With the core four Corpsmen back together, it’s time for an old fashioned bro-down wrecking party, Green Lantern style. You know, I feel like Kyle, as a White Lantern, should be above these kinds of shenanigans. He did just pull a man from the afterlife, you know. I guess when he’s around his hothead friends, he can’t help himself. In his fury, Larfleeze kills Brainiac, which suits him fine at first—but even a robot becomes one of Larfleeze’s constructs if destroyed by his hand. Who knew? Ultimately, Larfleeze takes off and the city of Xudar is restored to, uh, the planet Xudar, and everyone is happy except Tomar-Tu’s mom because she shouldn’t get a call from her own son now and again? What, she’s not good enough for an important Green Lantern over for soup? She only raised him from an egg and stayed up puking mealworms into his mouth when he was a baby. But no, leave her to the trash like yesterday’s nest. It’s fine for a mother to be so disrespected.

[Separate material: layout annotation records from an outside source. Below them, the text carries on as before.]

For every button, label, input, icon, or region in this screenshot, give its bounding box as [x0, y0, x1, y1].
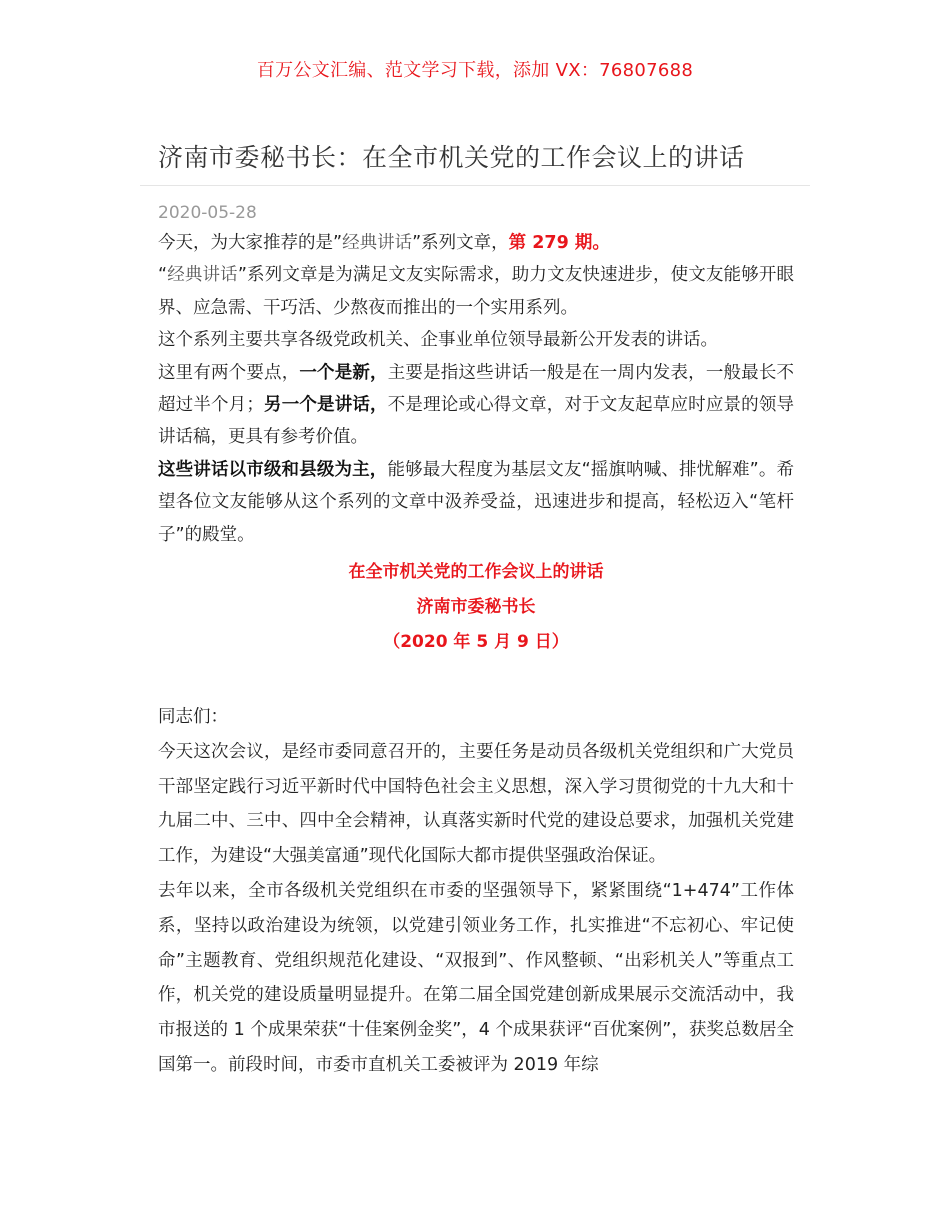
- article-date: 2020-05-28: [158, 203, 257, 223]
- promo-banner: 百万公文汇编、范文学习下载，添加 VX：76807688: [256, 60, 694, 81]
- speech-salutation: 同志们：: [158, 707, 228, 728]
- intro-paragraph-4: [158, 357, 794, 454]
- intro-text: “: [158, 265, 168, 286]
- title-divider: [140, 185, 810, 186]
- intro-paragraph-3: 这个系列主要共享各级党政机关、企事业单位领导最新公开发表的讲话。: [158, 330, 718, 351]
- intro-paragraph-1: [158, 227, 794, 259]
- speech-heading: 在全市机关党的工作会议上的讲话: [348, 562, 604, 583]
- series-name: 经典讲话: [342, 233, 413, 253]
- speech-date: （2020 年 5 月 9 日）: [383, 632, 569, 653]
- intro-paragraph-2: [158, 259, 794, 324]
- intro-text: ”系列文章是为满足文友实际需求，助力文友快速进步，使文友能够开眼界、应急需、干巧活、少熬夜而推出的一个实用系列。: [158, 265, 794, 318]
- intro-text: 主要是指这些讲话一般是在一周内发表，一般最长不超过半个月；: [158, 362, 795, 416]
- key-point-1: 一个是新，: [299, 362, 388, 383]
- speech-paragraph-2: 去年以来，全市各级机关党组织在市委的坚强领导下，紧紧围绕“1+474”工作体系，坚持以政治建设为统领，以党建引领业务工作，扎实推进“不忘初心、牢记使命”主题教育、党组织规范化建设、“双报到”、作风整顿、“出彩机关人”等重点工作，机关党的建设质量明显提升。在第二届全国党建创新成果展示交流活动中，我市报送的 1 个成果荣获“十佳案例金奖”，4 个成果获评“百优案例”，获奖总数居全国第一。前段时间，市委市直机关工委被评为 2019 年综: [158, 881, 794, 1076]
- intro-text: 这里有两个要点，: [158, 362, 300, 383]
- key-point-2: 另一个是讲话，: [263, 395, 388, 416]
- spacer: [158, 660, 794, 700]
- intro-paragraph-5: [158, 454, 794, 551]
- intro-text: 能够最大程度为基层文友“摇旗呐喊、排忧解难”。希望各位文友能够从这个系列的文章中汲养受益，迅速进步和提高，轻松迈入“笔杆子”的殿堂。: [158, 459, 794, 545]
- intro-text: 不是理论或心得文章，对于文友起草应时应景的领导讲话稿，更具有参考价值。: [158, 395, 795, 448]
- intro-text: 今天，为大家推荐的是”: [158, 233, 343, 253]
- speech-paragraph-1: 今天这次会议，是经市委同意召开的，主要任务是动员各级机关党组织和广大党员干部坚定践行习近平新时代中国特色社会主义思想，深入学习贯彻党的十九大和十九届二中、三中、四中全会精神，认真落实新时代党的建设总要求，加强机关党建工作，为建设“大强美富通”现代化国际大都市提供坚强政治保证。: [158, 741, 794, 867]
- intro-text: ”系列文章，: [412, 233, 509, 253]
- article-content: [158, 227, 794, 1083]
- article-title: 济南市委秘书长：在全市机关党的工作会议上的讲话: [158, 143, 745, 172]
- speech-speaker: 济南市委秘书长: [416, 597, 536, 618]
- key-point-3: 这些讲话以市级和县级为主，: [158, 459, 388, 480]
- issue-number: 第 279 期。: [508, 233, 610, 253]
- series-name: 经典讲话: [167, 265, 238, 286]
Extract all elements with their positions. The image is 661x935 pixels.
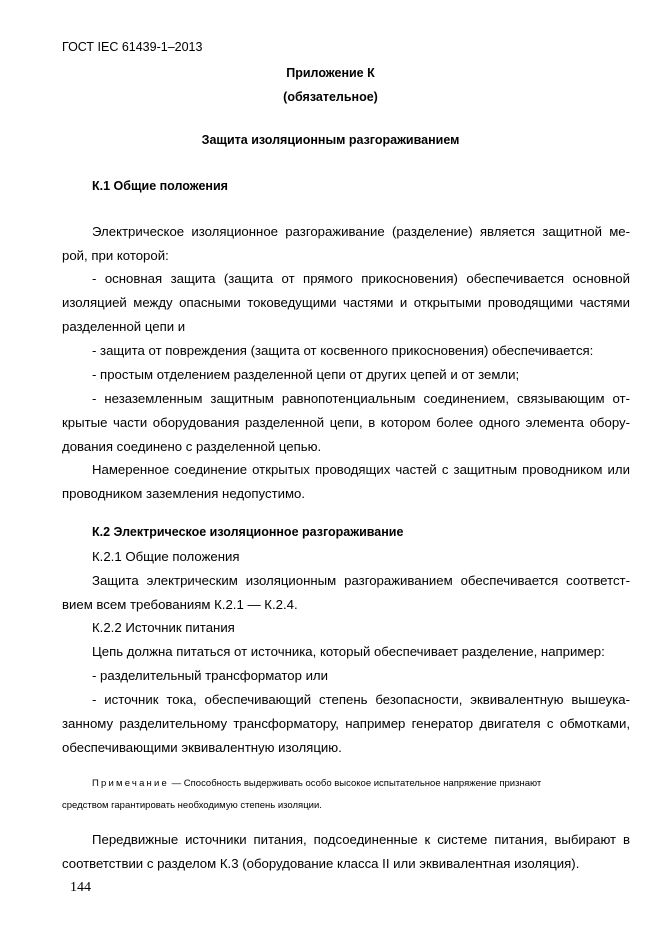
final-line: Передвижные источники питания, подсоединенные к системе питания, выбирают в: [92, 832, 630, 847]
appendix-subtitle: (обязательное): [283, 90, 378, 104]
k2-line: - разделительный трансформатор или: [92, 668, 328, 683]
k1-line: рой, при которой:: [62, 248, 169, 263]
k1-line: проводником заземления недопустимо.: [62, 486, 306, 501]
k1-line: - простым отделением разделенной цепи от других цепей и от земли;: [92, 367, 520, 382]
k2-line: вием всем требованиям К.2.1 — К.2.4.: [62, 597, 298, 612]
k1-line: - незаземленным защитным равнопотенциальным соединением, связывающим от-: [92, 391, 630, 406]
section-k1-heading: К.1 Общие положения: [92, 179, 228, 193]
note: [92, 773, 630, 795]
k1-line: крытые части оборудования разделенной цепи, в котором более одного элемента обору-: [62, 415, 630, 430]
final-line: соответствии с разделом К.3 (оборудование класса II или эквивалентная изоляция).: [62, 856, 580, 871]
k1-line: - основная защита (защита от прямого прикосновения) обеспечивается основной: [92, 271, 630, 286]
k1-line: разделенной цепи и: [62, 319, 186, 334]
document-header: ГОСТ IEC 61439-1–2013: [62, 40, 203, 54]
note-continuation: средством гарантировать необходимую степень изоляции.: [62, 800, 322, 811]
k1-line: Электрическое изоляционное разгораживание (разделение) является защитной ме-: [92, 224, 630, 239]
k2-line: Цепь должна питаться от источника, который обеспечивает разделение, например:: [92, 644, 605, 659]
k1-line: Намеренное соединение открытых проводящих частей с защитным проводником или: [92, 462, 630, 477]
appendix-title: Приложение К: [286, 66, 375, 80]
k2-line: К.2.2 Источник питания: [92, 620, 235, 635]
section-k2-heading: К.2 Электрическое изоляционное разгораживание: [92, 525, 404, 539]
page-number: 144: [70, 880, 91, 895]
note-label: Примечание: [92, 778, 169, 789]
appendix-heading: Защита изоляционным разгораживанием: [201, 133, 460, 147]
k2-line: К.2.1 Общие положения: [92, 549, 240, 564]
k1-line: изоляцией между опасными токоведущими частями и открытыми проводящими частями: [62, 295, 630, 310]
k1-line: дования соединено с разделенной цепью.: [62, 439, 322, 454]
k2-line: Защита электрическим изоляционным разгораживанием обеспечивается соответст-: [92, 573, 630, 588]
k2-line: занному разделительному трансформатору, например генератор двигателя с обмотками,: [62, 716, 630, 731]
k1-line: - защита от повреждения (защита от косвенного прикосновения) обеспечивается:: [92, 343, 594, 358]
k2-line: обеспечивающими эквивалентную изоляцию.: [62, 740, 342, 755]
note-text: — Способность выдерживать особо высокое испытательное напряжение признают: [169, 778, 542, 789]
k2-line: - источник тока, обеспечивающий степень безопасности, эквивалентную вышеука-: [92, 692, 630, 707]
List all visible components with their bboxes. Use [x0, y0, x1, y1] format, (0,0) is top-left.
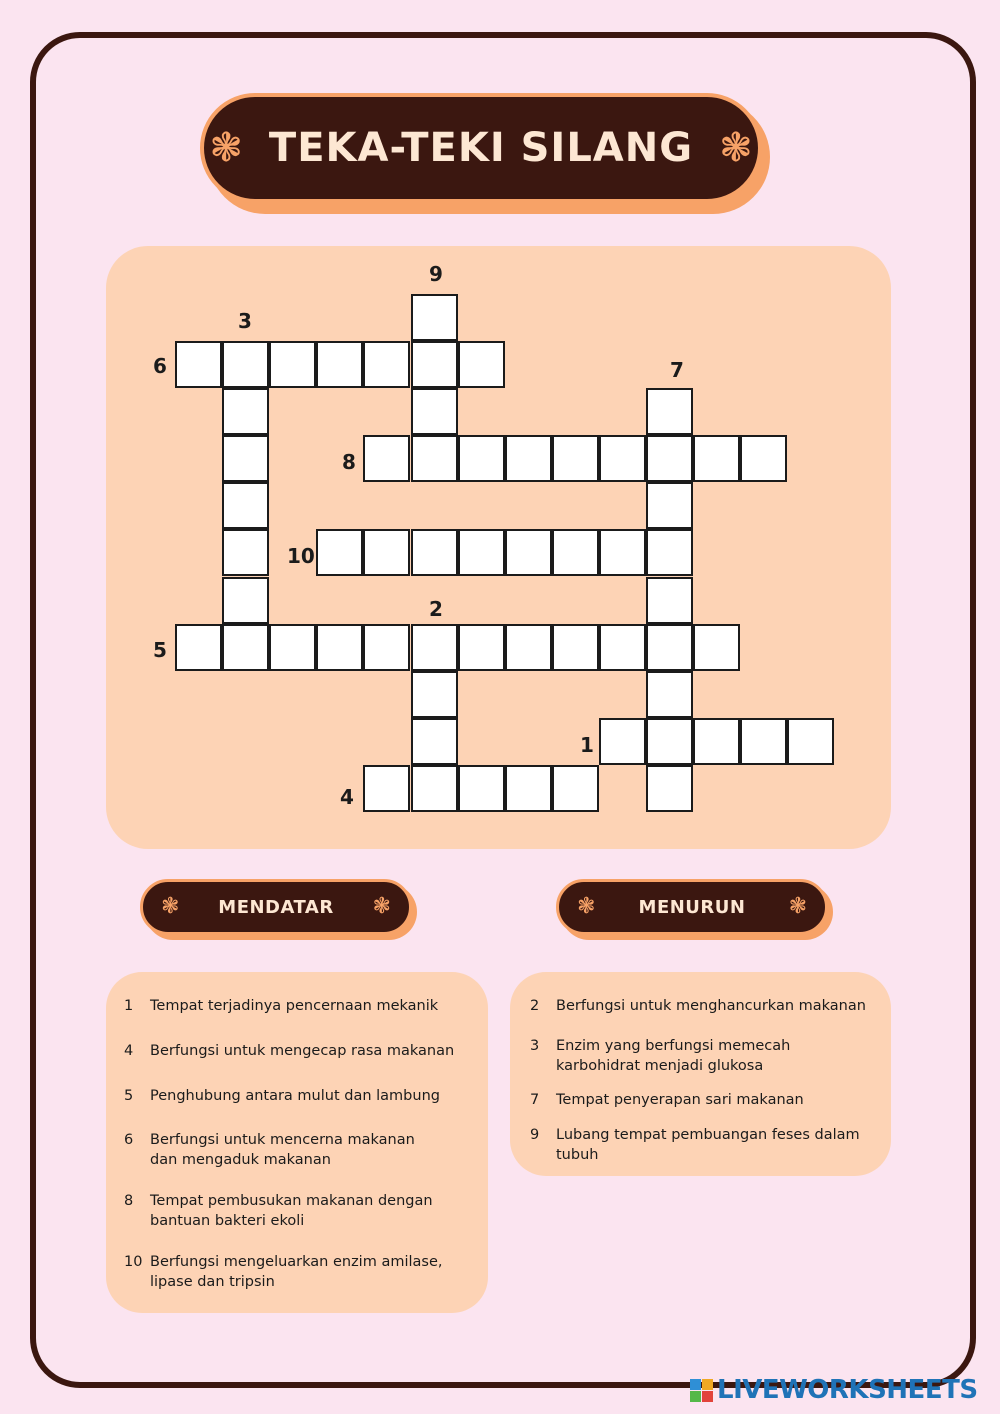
clue-number-3: 3	[238, 309, 252, 333]
crossword-cell[interactable]	[505, 529, 552, 576]
clue-item-text: Penghubung antara mulut dan lambung	[150, 1088, 440, 1104]
crossword-cell[interactable]	[411, 671, 458, 718]
crossword-cell[interactable]	[363, 765, 410, 812]
crossword-cell[interactable]	[411, 529, 458, 576]
crossword-cell[interactable]	[269, 341, 316, 388]
clue-item-text: Tempat pembusukan makanan dengan bantuan bakteri ekoli	[150, 1193, 433, 1229]
crossword-cell[interactable]	[646, 718, 693, 765]
crossword-cell[interactable]	[222, 388, 269, 435]
flower-icon: ❃	[719, 125, 753, 171]
title-banner	[200, 93, 762, 203]
crossword-cell[interactable]	[222, 577, 269, 624]
across-clues-panel	[106, 972, 488, 1313]
crossword-cell[interactable]	[222, 435, 269, 482]
crossword-cell[interactable]	[316, 624, 363, 671]
crossword-cell[interactable]	[363, 529, 410, 576]
clue-number-8: 8	[342, 450, 356, 474]
flower-icon: ❃	[372, 894, 391, 919]
clue-item-number: 1	[124, 998, 134, 1014]
clue-item-text: Lubang tempat pembuangan feses dalam tubuh	[556, 1127, 860, 1163]
clue-item-number: 2	[530, 998, 540, 1014]
crossword-cell[interactable]	[646, 482, 693, 529]
crossword-cell[interactable]	[646, 388, 693, 435]
flower-icon: ❃	[209, 125, 243, 171]
crossword-cell[interactable]	[363, 435, 410, 482]
crossword-cell[interactable]	[552, 529, 599, 576]
crossword-cell[interactable]	[740, 435, 787, 482]
clue-item-text: Enzim yang berfungsi memecah karbohidrat menjadi glukosa	[556, 1038, 791, 1074]
crossword-cell[interactable]	[552, 624, 599, 671]
clue-number-7: 7	[670, 358, 684, 382]
clue-item	[530, 1036, 860, 1076]
crossword-cell[interactable]	[411, 435, 458, 482]
crossword-cell[interactable]	[505, 624, 552, 671]
crossword-cell[interactable]	[222, 341, 269, 388]
crossword-cell[interactable]	[411, 388, 458, 435]
crossword-cell[interactable]	[646, 529, 693, 576]
clue-number-6: 6	[153, 354, 167, 378]
crossword-cell[interactable]	[505, 435, 552, 482]
crossword-cell[interactable]	[599, 718, 646, 765]
crossword-cell[interactable]	[363, 624, 410, 671]
clue-item-number: 7	[530, 1092, 540, 1108]
crossword-cell[interactable]	[411, 718, 458, 765]
clue-number-1: 1	[580, 733, 594, 757]
crossword-cell[interactable]	[175, 624, 222, 671]
clue-item	[530, 996, 880, 1016]
crossword-cell[interactable]	[646, 671, 693, 718]
crossword-cell[interactable]	[458, 765, 505, 812]
across-header	[140, 879, 412, 935]
crossword-cell[interactable]	[787, 718, 834, 765]
clue-item	[124, 1086, 468, 1106]
clue-item-number: 4	[124, 1043, 134, 1059]
clue-item-text: Tempat penyerapan sari makanan	[556, 1092, 804, 1108]
crossword-cell[interactable]	[411, 765, 458, 812]
clue-item-number: 6	[124, 1132, 134, 1148]
clue-item-number: 9	[530, 1127, 540, 1143]
crossword-cell[interactable]	[458, 435, 505, 482]
clue-item	[124, 1191, 468, 1231]
clue-item-number: 10	[124, 1254, 143, 1270]
crossword-cell[interactable]	[740, 718, 787, 765]
crossword-cell[interactable]	[693, 718, 740, 765]
across-header-label: MENDATAR	[218, 896, 334, 918]
clue-number-2: 2	[429, 597, 443, 621]
crossword-cell[interactable]	[411, 624, 458, 671]
flower-icon: ❃	[577, 894, 596, 919]
clue-item	[124, 996, 468, 1016]
clue-item-number: 5	[124, 1088, 134, 1104]
crossword-cell[interactable]	[458, 341, 505, 388]
crossword-cell[interactable]	[646, 577, 693, 624]
crossword-cell[interactable]	[599, 435, 646, 482]
crossword-cell[interactable]	[458, 624, 505, 671]
clue-item	[124, 1041, 468, 1061]
crossword-cell[interactable]	[505, 765, 552, 812]
crossword-cell[interactable]	[316, 529, 363, 576]
clue-item	[530, 1125, 880, 1165]
clue-item-number: 3	[530, 1038, 540, 1054]
crossword-cell[interactable]	[646, 435, 693, 482]
clue-item	[530, 1090, 880, 1110]
crossword-cell[interactable]	[646, 624, 693, 671]
crossword-cell[interactable]	[552, 435, 599, 482]
liveworksheets-icon	[690, 1379, 713, 1402]
crossword-cell[interactable]	[458, 529, 505, 576]
crossword-cell[interactable]	[269, 624, 316, 671]
down-header	[556, 879, 828, 935]
crossword-cell[interactable]	[693, 624, 740, 671]
clue-item-number: 8	[124, 1193, 134, 1209]
crossword-cell[interactable]	[646, 765, 693, 812]
crossword-cell[interactable]	[411, 341, 458, 388]
clue-number-5: 5	[153, 638, 167, 662]
clue-item-text: Berfungsi mengeluarkan enzim amilase, lipase dan tripsin	[150, 1254, 443, 1290]
crossword-cell[interactable]	[222, 624, 269, 671]
crossword-cell[interactable]	[175, 341, 222, 388]
clue-number-9: 9	[429, 262, 443, 286]
flower-icon: ❃	[788, 894, 807, 919]
page-title: TEKA-TEKI SILANG	[268, 125, 694, 171]
crossword-cell[interactable]	[599, 624, 646, 671]
clue-number-4: 4	[340, 785, 354, 809]
clue-item-text: Berfungsi untuk mencerna makanan dan mengaduk makanan	[150, 1132, 415, 1168]
clue-item-text: Berfungsi untuk menghancurkan makanan	[556, 998, 866, 1014]
crossword-cell[interactable]	[552, 765, 599, 812]
crossword-cell[interactable]	[222, 529, 269, 576]
crossword-cell[interactable]	[316, 341, 363, 388]
clue-number-10: 10	[287, 544, 315, 568]
crossword-cell[interactable]	[599, 529, 646, 576]
crossword-cell[interactable]	[222, 482, 269, 529]
liveworksheets-logo	[690, 1374, 978, 1406]
clue-item-text: Tempat terjadinya pencernaan mekanik	[150, 998, 439, 1014]
clue-item	[124, 1130, 434, 1170]
clue-item	[124, 1252, 468, 1292]
down-clues-panel	[510, 972, 891, 1176]
down-header-label: MENURUN	[638, 896, 746, 918]
crossword-cell[interactable]	[693, 435, 740, 482]
brand-name: LIVEWORKSHEETS	[717, 1375, 978, 1405]
crossword-cell[interactable]	[411, 294, 458, 341]
flower-icon: ❃	[161, 894, 180, 919]
crossword-cell[interactable]	[363, 341, 410, 388]
clue-item-text: Berfungsi untuk mengecap rasa makanan	[150, 1043, 455, 1059]
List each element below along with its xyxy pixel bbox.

A lot of this issue was pretty silly, I can’t lie. I’d be remiss to say I hated it, though, because the whole premise got silly the minute Larfleeze entered the picture. I enjoyed seeing the fellas back together and the artwork was phenomenal throughout. And I suppose as a reintroduction of Larfleeze into the Green Lantern universe, this works okay. But raising someone’s fear level by destroying someone’s collection right in front of them? Perhaps that hits a little too close to a fanboy’s heart.

Bits and Pieces: 

A contrived ending and some classic hard light construct smashy smashy results in a fairly underwhelming comic book, save for a new minion for Larfleeze and a change in the status of Green Lantern/Sinestro Corps relations. It's a lot more exciting than C-Span, I promise. And with Van Sciver at the pencil it looks a lot better than that, too.